GEO Group, one of the largest prison companies, has donated over two million dollars to Political Action Committees associated with the Republican Party of Florida. In a country with largest prison population in the world and the second-highest incarceration rate in the world, this is a very bad incentive structure to allow.
The problems with for-profit prisons aren’t just at the level of national or state policy. Some recent episodes highlight the problem with creating the profit incentive structure in the first place.
Cornhole Boards for Jesus (and Profit)
In Tennessee two former prisoners have leveled accusations at private prison officials where they were incarcerated, claiming the officials forced them to work making cornhole games and plaques for free. The prison officials then sold the games through their private company, “Stand Firm Designs,” which describes itself as a “Christian-based organization.”
Knowing simple accusations would probably not be enough, the prisoners figured out a way to prove the items they made were sold illegally:
To prove the items being sold by Stand Firm Designs were made by inmates, Stephney and Brew concealed their names under pieces of wood nailed to the backs of items. They also wrote the number 412148, which refers to a section of Tennessee code that makes it illegal for jail officials to require an inmate to perform labor that results in the official’s personal gain.
The private prison is operated by the Corrections Corporation of America, the other large private prison contractor in the U.S. Although all reports sound like this was an operation run without CCA’s knowledge, it highlights a systemic problem with for-profit prisons.
The Real Money’s in Concessions
In a privately-run detention center in Texas, undocumented immigrants can voluntarily work for $3.00 per day doing jobs like cleaning bathrooms and hallways. Although it’s illegal for such immigrants to work in the U.S., they are able to be put to work inside these detention centers once arrested by immigration authorities.

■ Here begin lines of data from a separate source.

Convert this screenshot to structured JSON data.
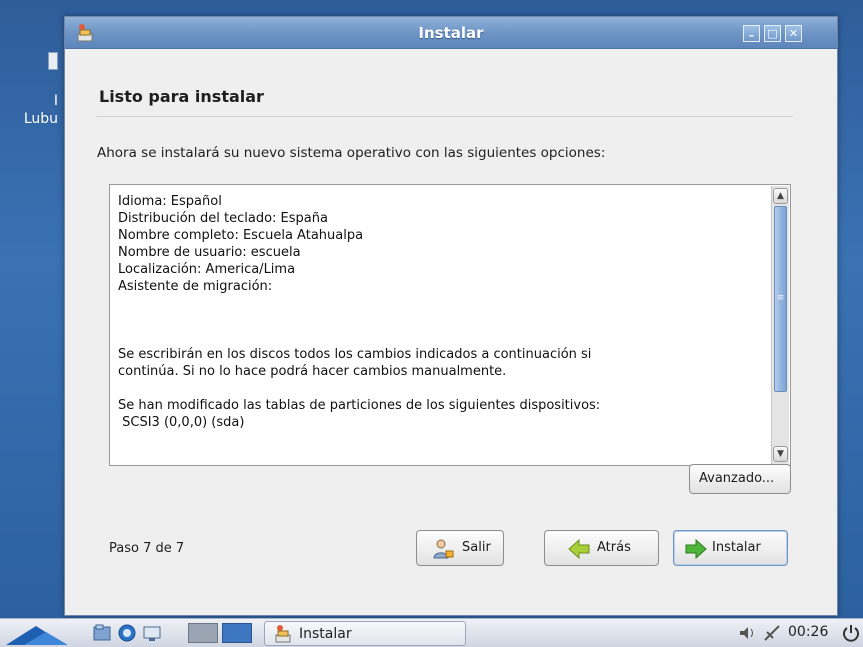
{
  "desktop": {
    "icon_label": "I\nLubu"
  },
  "window": {
    "title": "Instalar",
    "controls": {
      "minimize": "–",
      "maximize": "□",
      "close": "✕"
    }
  },
  "page": {
    "heading": "Listo para instalar",
    "intro": "Ahora se instalará su nuevo sistema operativo con las siguientes opciones:"
  },
  "summary": {
    "lines": [
      "Idioma: Español",
      "Distribución del teclado: España",
      "Nombre completo: Escuela Atahualpa",
      "Nombre de usuario: escuela",
      "Localización: America/Lima",
      "Asistente de migración:",
      "",
      "",
      "",
      "Se escribirán en los discos todos los cambios indicados a continuación si",
      "continúa. Si no lo hace podrá hacer cambios manualmente.",
      "",
      "Se han modificado las tablas de particiones de los siguientes dispositivos:",
      " SCSI3 (0,0,0) (sda)",
      "",
      ""
    ]
  },
  "buttons": {
    "advanced": "Avanzado...",
    "quit": "Salir",
    "back": "Atrás",
    "install": "Instalar"
  },
  "step_label": "Paso 7 de 7",
  "taskbar": {
    "task_label": "Instalar",
    "clock": "00:26",
    "icons": [
      "start-menu-icon",
      "file-manager-icon",
      "browser-icon",
      "show-desktop-icon",
      "workspace-1-icon",
      "workspace-2-icon",
      "volume-icon",
      "network-icon",
      "power-icon"
    ]
  },
  "colors": {
    "titlebar": "#6e95c6",
    "window_bg": "#efefef",
    "install_arrow": "#4fb43a",
    "back_arrow": "#a9cf3a"
  }
}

Here’s the problem: inside the detention center the cost of everything at the commissary is jacked up to about what you would pay at a movie theater. Water costs $2.00 a bottle, a bag of chips is $4.00. Keep in mind that these detention centers aren’t prisons or jails – they aren’t supposed to punish, just detain undocumented immigrants until deportation.
Hidden Add-On Fees
Prisons also charge for telephone calls by inmates – even charging people outside the prisonto accept telephone calls from inside. Jails are now using private debit-card companies to handle inmate cash, who charge monthly service and account fees.
Prisons charge inmates for meals, for medical care, or for other necessary items like toiletries. States charge prisoners a per-day rate for their stay. Once an inmate is release, the bill collectors come calling, and failure to pay can land the former inmate back in jail or prison.
Even Hillsborough County is going to move to a for-profit probation system by the beginning of October if nothing changes. The new company, Sentinel Offender Services, has a history of gouging probationers with fees and using the police and courts as their personal debt collectors.
We Need Different Solutions
Prison is expensive. So far the only solutions politicians seem to be willing to try are building more prisons, selling off correctional services to the private sector, or throwing inmates into a cycle of debt. These solutions just end up exacerbating the original problem.
Being “tough on crime” by locking up more and more people through the war on drugs or increased mandatory minimums further burdens the system and creates generations of people unable to break the cycle of crime and imprisonment. We need different solutions.